Elle cite l’épisode où Lorjou a pris publiquement position contre la construction de Beaubourg. Il criait en 1976 : « Le centre Pompidou c’est de la merde. Beaubourg dans sa forme, dans son esprit, dans sa fonction c’est de la merde, rien que de la merde, totalement de la merde ! » Il le proclamait partout. Il faisait même imprimer des pinces à linge avec cette phrase. « C’était comme une guerre. » Ce n’était pas de la provocation gratuite. C’était un engagement viscéral. Junko le dit sans pathos : « En ce sens, il m’a formée.

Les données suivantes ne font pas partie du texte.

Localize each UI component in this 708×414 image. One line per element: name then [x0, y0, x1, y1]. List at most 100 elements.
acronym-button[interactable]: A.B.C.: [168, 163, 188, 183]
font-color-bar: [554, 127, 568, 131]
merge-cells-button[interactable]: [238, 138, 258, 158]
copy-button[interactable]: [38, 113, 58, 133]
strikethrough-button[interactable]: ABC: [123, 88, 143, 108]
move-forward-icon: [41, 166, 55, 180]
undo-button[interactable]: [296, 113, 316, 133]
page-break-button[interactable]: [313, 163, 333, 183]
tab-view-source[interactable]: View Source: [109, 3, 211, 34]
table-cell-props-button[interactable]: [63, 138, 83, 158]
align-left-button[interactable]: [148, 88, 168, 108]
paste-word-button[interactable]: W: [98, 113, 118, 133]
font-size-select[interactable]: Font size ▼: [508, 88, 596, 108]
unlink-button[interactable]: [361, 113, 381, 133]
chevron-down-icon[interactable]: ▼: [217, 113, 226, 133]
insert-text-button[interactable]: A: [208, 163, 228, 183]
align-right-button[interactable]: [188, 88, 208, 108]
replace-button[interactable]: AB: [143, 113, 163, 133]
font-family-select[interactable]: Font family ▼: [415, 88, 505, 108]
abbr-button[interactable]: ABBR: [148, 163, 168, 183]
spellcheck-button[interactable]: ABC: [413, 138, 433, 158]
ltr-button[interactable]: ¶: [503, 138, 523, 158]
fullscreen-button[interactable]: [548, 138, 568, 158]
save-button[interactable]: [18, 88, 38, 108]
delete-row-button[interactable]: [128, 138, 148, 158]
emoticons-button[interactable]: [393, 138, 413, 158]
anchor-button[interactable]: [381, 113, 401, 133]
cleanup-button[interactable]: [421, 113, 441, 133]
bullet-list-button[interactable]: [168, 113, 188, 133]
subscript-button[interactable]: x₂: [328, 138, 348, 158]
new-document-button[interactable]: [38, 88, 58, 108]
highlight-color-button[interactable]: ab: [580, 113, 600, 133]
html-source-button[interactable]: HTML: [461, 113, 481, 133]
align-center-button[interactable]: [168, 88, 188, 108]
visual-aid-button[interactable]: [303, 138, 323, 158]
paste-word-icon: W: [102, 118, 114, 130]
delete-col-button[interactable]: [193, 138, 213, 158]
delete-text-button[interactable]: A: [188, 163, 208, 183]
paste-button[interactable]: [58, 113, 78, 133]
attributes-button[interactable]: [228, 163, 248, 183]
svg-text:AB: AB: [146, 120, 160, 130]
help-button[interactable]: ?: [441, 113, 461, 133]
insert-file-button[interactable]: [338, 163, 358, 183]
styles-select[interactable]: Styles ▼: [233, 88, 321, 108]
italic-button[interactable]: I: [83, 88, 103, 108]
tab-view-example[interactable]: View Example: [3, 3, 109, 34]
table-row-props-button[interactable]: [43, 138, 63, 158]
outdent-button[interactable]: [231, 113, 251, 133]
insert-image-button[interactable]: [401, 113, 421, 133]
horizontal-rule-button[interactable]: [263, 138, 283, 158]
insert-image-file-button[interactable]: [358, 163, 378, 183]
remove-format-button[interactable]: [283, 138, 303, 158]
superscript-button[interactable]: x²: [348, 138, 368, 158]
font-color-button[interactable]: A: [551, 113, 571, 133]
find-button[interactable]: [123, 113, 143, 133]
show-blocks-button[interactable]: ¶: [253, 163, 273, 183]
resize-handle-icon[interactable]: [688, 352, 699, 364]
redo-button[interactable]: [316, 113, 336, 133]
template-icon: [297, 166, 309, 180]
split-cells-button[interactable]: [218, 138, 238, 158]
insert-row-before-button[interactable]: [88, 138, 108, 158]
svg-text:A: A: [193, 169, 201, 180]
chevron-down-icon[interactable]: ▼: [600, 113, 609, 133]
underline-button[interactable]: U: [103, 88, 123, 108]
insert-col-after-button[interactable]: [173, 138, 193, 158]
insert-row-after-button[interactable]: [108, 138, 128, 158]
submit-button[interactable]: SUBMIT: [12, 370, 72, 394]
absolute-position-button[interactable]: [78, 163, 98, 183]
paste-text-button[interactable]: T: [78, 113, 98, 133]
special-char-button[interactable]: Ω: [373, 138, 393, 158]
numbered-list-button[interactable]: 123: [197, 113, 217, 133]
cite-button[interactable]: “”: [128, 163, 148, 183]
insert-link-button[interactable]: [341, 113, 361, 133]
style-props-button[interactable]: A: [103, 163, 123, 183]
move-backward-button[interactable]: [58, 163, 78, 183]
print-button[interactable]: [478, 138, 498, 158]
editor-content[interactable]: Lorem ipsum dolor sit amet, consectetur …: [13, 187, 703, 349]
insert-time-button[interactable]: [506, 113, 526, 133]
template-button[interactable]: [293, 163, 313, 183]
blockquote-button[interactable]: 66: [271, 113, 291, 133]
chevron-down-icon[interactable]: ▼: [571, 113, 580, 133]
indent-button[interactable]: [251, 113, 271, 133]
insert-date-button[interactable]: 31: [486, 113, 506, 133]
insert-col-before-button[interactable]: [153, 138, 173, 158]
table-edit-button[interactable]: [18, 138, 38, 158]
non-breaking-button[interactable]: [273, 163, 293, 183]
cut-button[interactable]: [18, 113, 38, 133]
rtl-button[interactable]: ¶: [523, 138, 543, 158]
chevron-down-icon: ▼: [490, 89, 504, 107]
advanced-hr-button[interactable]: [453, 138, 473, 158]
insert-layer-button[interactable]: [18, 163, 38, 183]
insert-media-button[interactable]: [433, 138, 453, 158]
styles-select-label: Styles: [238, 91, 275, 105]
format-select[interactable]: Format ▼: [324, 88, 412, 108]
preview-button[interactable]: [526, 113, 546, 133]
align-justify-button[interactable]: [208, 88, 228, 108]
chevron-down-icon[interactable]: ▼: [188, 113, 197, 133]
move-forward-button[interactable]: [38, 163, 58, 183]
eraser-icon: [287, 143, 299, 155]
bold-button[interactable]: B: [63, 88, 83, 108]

Moi, j’étais plus gentille avant. »
Le dessin comme exutoire
Dans l’atelier, la tension restait palpable. Mais le dessin avait chez lui une fonction de décharge.

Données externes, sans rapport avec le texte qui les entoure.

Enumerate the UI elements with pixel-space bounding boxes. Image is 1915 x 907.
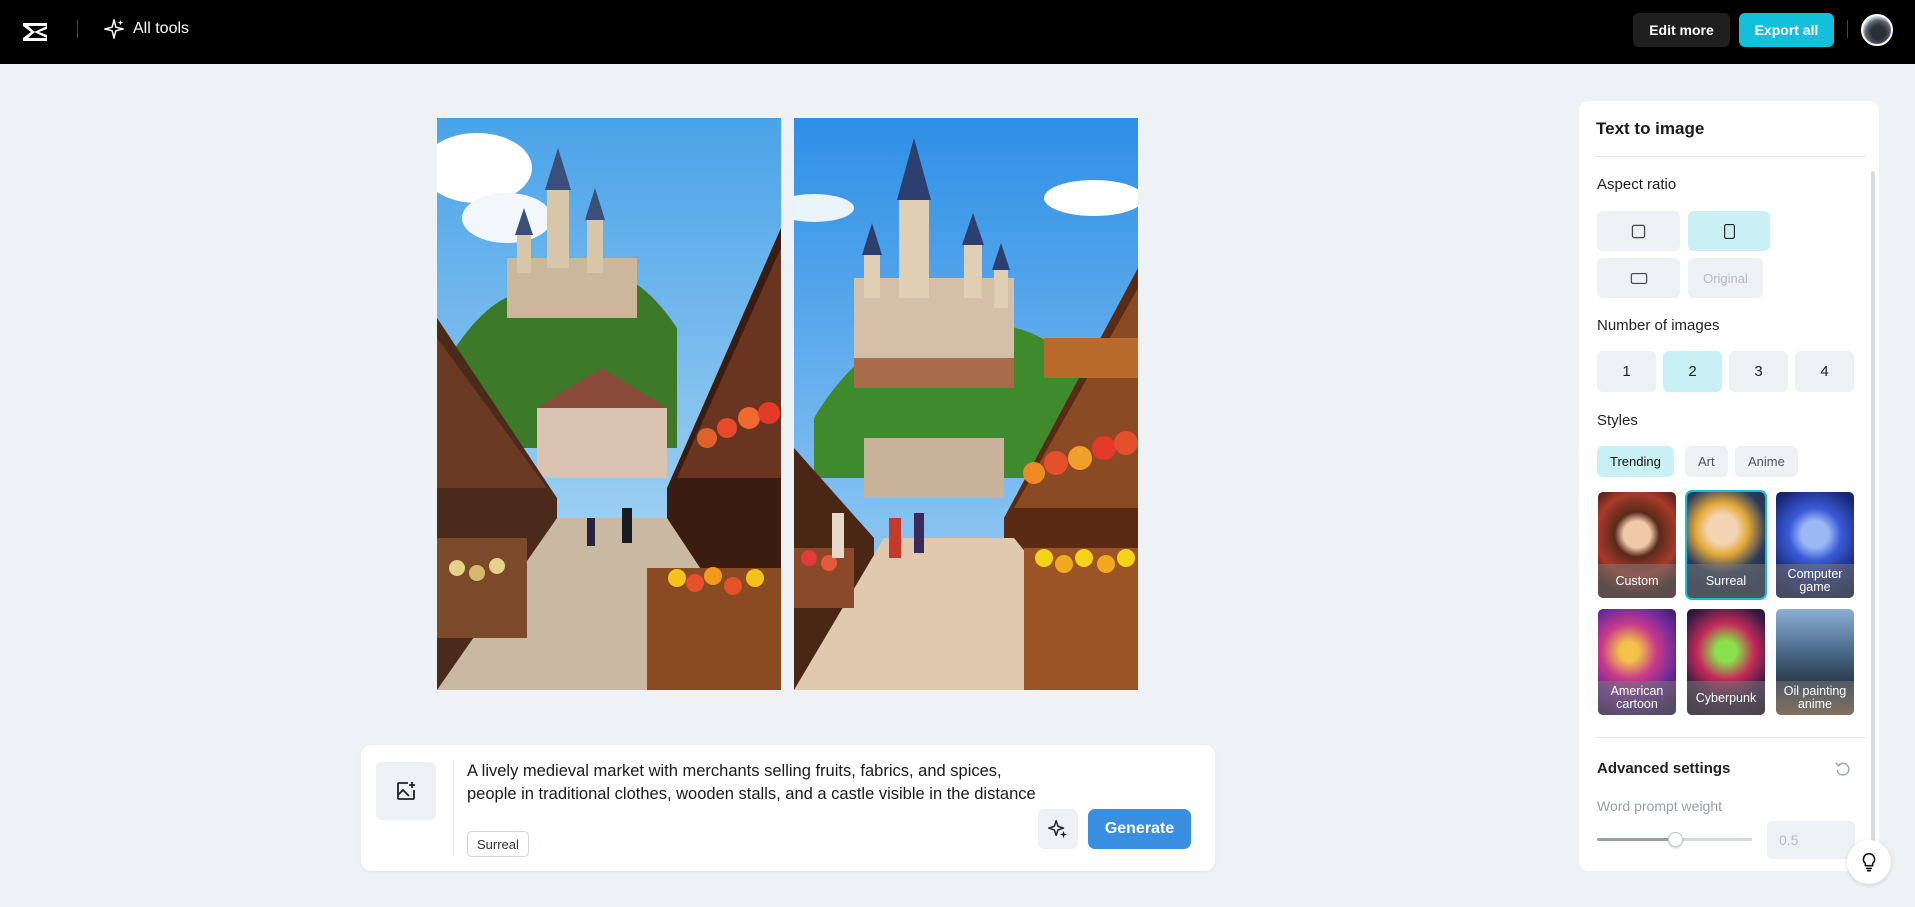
all-tools-label: All tools <box>133 20 190 37</box>
slider-fill <box>1597 838 1675 841</box>
number-option-1[interactable]: 1 <box>1597 351 1656 392</box>
advanced-settings-label[interactable]: Advanced settings <box>1597 760 1730 777</box>
style-card-label: American cartoon <box>1598 681 1676 715</box>
word-prompt-weight-label: Word prompt weight <box>1597 798 1723 814</box>
style-card-label: Computer game <box>1776 564 1854 598</box>
text-to-image-panel: Text to image Aspect ratio Original Numb… <box>1579 101 1879 871</box>
style-card-cyberpunk[interactable]: Cyberpunk <box>1687 609 1765 715</box>
style-card-label: Oil painting anime <box>1776 681 1854 715</box>
aspect-landscape-button[interactable] <box>1597 258 1680 298</box>
tab-anime[interactable]: Anime <box>1735 446 1798 477</box>
aspect-square-button[interactable] <box>1597 211 1680 251</box>
divider <box>1596 156 1866 157</box>
style-card-american-cartoon[interactable]: American cartoon <box>1598 609 1676 715</box>
style-card-computer-game[interactable]: Computer game <box>1776 492 1854 598</box>
style-tag[interactable]: Surreal <box>467 831 529 857</box>
style-card-surreal[interactable]: Surreal <box>1685 490 1767 600</box>
word-prompt-weight-slider[interactable] <box>1597 832 1752 847</box>
style-card-label: Cyberpunk <box>1687 681 1765 715</box>
styles-label: Styles <box>1597 412 1638 429</box>
lightbulb-icon <box>1862 852 1876 872</box>
sparkle-icon <box>104 19 124 39</box>
landscape-icon <box>1630 272 1647 284</box>
image-upload-icon <box>397 782 415 800</box>
number-of-images-label: Number of images <box>1597 317 1720 334</box>
portrait-icon <box>1723 223 1735 239</box>
divider <box>1847 20 1848 38</box>
all-tools-button[interactable]: All tools <box>103 18 189 40</box>
magic-enhance-button[interactable] <box>1038 809 1078 849</box>
style-card-label: Custom <box>1598 564 1676 598</box>
edit-more-button[interactable]: Edit more <box>1633 13 1730 47</box>
divider <box>453 760 454 856</box>
generated-image-2[interactable] <box>794 118 1138 690</box>
aspect-original-button[interactable]: Original <box>1688 258 1763 298</box>
generated-image-1[interactable] <box>437 118 781 690</box>
style-card-custom[interactable]: Custom <box>1598 492 1676 598</box>
aspect-ratio-label: Aspect ratio <box>1597 176 1677 193</box>
number-option-2[interactable]: 2 <box>1663 351 1722 392</box>
word-prompt-weight-input[interactable]: 0.5 <box>1767 821 1855 859</box>
tab-art[interactable]: Art <box>1685 446 1728 477</box>
number-option-3[interactable]: 3 <box>1729 351 1788 392</box>
top-bar: All tools Edit more Export all <box>0 0 1915 64</box>
square-icon <box>1631 224 1646 238</box>
magic-enhance-icon <box>1048 820 1068 839</box>
prompt-bar: A lively medieval market with merchants … <box>361 745 1215 871</box>
panel-scrollbar[interactable] <box>1871 171 1875 871</box>
style-card-oil-painting-anime[interactable]: Oil painting anime <box>1776 609 1854 715</box>
export-all-button[interactable]: Export all <box>1739 13 1834 47</box>
divider <box>77 20 78 38</box>
panel-title: Text to image <box>1596 119 1705 138</box>
divider <box>1596 737 1866 738</box>
aspect-portrait-button[interactable] <box>1688 211 1770 251</box>
tab-trending[interactable]: Trending <box>1597 446 1674 477</box>
reset-icon[interactable] <box>1834 760 1852 778</box>
help-button[interactable] <box>1847 840 1891 884</box>
generate-button[interactable]: Generate <box>1088 809 1191 849</box>
capcut-logo-icon[interactable] <box>20 17 50 47</box>
image-upload-button[interactable] <box>376 762 436 820</box>
prompt-input[interactable]: A lively medieval market with merchants … <box>467 760 1037 806</box>
number-option-4[interactable]: 4 <box>1795 351 1854 392</box>
slider-handle[interactable] <box>1667 832 1683 847</box>
style-card-label: Surreal <box>1687 564 1765 598</box>
avatar[interactable] <box>1861 14 1893 46</box>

« C’était sa manière de se calmer. Il ne pouvait pas faire autrement. » Un jour, elle découvre sur son chevalet un Arlequin magnifique. Elle le complimente à table. L’après-midi, elle repasse : le tableau a été repeint en blanc. « Il m’a montré qu’il ne fallait rien dire. Il disait : ce n’est pas pour vous, c’est pour moi. »

Après lui
Depuis la mort de Lorjou, Junko vit toujours à Saint-Denis-sur-Loire. Elle continue d’organiser des expositions. Elle ne se met pas en avant. Elle témoigne. Avec une sincérité désarmante. Elle ne sacralise pas Lorjou. Elle ne le défend pas. Elle ne l’excuse pas. Elle le raconte. Et lorsqu’on lui demande pourquoi elle continue, elle répond simplement : « Parce que je ne peux pas m’en passer. » Elle est la voix de celle qui l’a supportée, dans tous les sens du mot.
Exposition à la galerie d’art Wilson jusqu’au 2 août 2025 – Entrée libre pour l’exposition à tout public, du mercredi au vendredi de 14h à 19h et le samedi de 10h à 19h – 23 avenue Président-Wilson à Blois.